In 1982, Commodore released the Commodore MAX Machine in Japan. It was called the Ultimax in the United States, and VC-10 in Germany. The MAX was intended to be a game console with limited computing capability, and was based on a very cut-down version of the hardware family later used in the C64. The MAX was discontinued months after its introduction because of poor sales in Japan.

1983 saw Commodore attempt to compete with the Apple II’s hold on the US education market with the Educator 64, essentially a C64 and “greenscale” monochrome monitor in a PET case. Schools preferred the all-in-one metal construction of the PET over the standard C64’s separate components, which could be easily damaged, vandalized or stolen. Schools did not prefer the Educator 64 to the wide range of software and hardware options the Apple IIe was able to offer, and it was produced in limited quantities.

Also in 1983, Commodore released the SX-64, a portable version of the C64. The SX-64 has the distinction of being the first full-color portable computer. While earlier computers using this form factor only incorporate monochrome (“green screen”) displays, the base SX-64 unit features a 5 in (130 mm) color cathode ray tube (CRT) and an integrated 1541 floppy disk drive. Unlike most other C64s, the SX-64 does not have a cassette connector.

The first graphical character-based interactive environment is Club Caribe. First released as Habitat in 1988, Club Caribe was introduced by LucasArts for Q-Link customers on their Commodore 64 computers. Users could interact with one another, chat and exchange items.

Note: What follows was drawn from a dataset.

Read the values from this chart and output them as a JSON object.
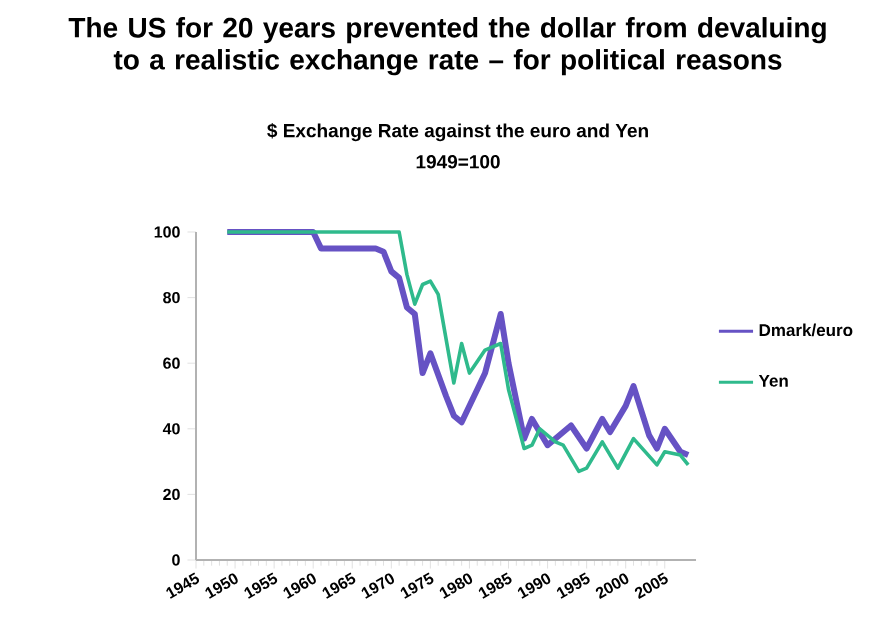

Although the game’s open world was very basic, its use of online avatars (already well-established off-line by Ultima and other games) and the combination of chat and graphics was revolutionary. Online graphics in the late 1980s were severely restricted by the need to support modem data transfer rates as low as 300 bits per second. Habitat’s graphics were stored locally on floppy disk, eliminating the need for network transfer.

Vertical integration was the key to keeping Commodore 64 production costs low. At the introduction in 1982, the production cost was US$135 and the retail price US$595. In 1985, the retail cost went down to US$149 (equivalent to $347.10 in 2018) and the production costs were believed to be somewhere between US$35–50 (c.  US$80–120 today). Commodore would not confirm this cost figure. Dougherty of the Berkeley Softworks estimated the costs of the Commodore 64 parts based on his experience at Mattel and Imagic.

BYTE in July 1983 stated that “the 64 retails for $595. At that price it promises to be one of the hottest contenders in the under-$1000 personal computer market”. It described SID as “a true music synthesizer … the quality of the sound has to be heard to be believed”, while criticizing the use of Commodore BASIC 2.0, the floppy disk performance which is “even slower than the Atari 810 drive”, and Commodore’s quality control. Creative Computing said in December 1984 that the 64 was “the overwhelming winner” in the category of home computers under $500. Despite criticizing its “slow disk drive, only two cursor directional keys, zero manufacturer support, non-standard interfaces, etc.”, the magazine said that at the 64’s price of less than $200 “you can’t get another system with the same features: 64K, color, sprite graphics, and barrels of available software”.

Commodore 64 emulators include the open source VICE, Hoxs64 and CCS64. A iPhone app was also released with a compilation of C64 ports.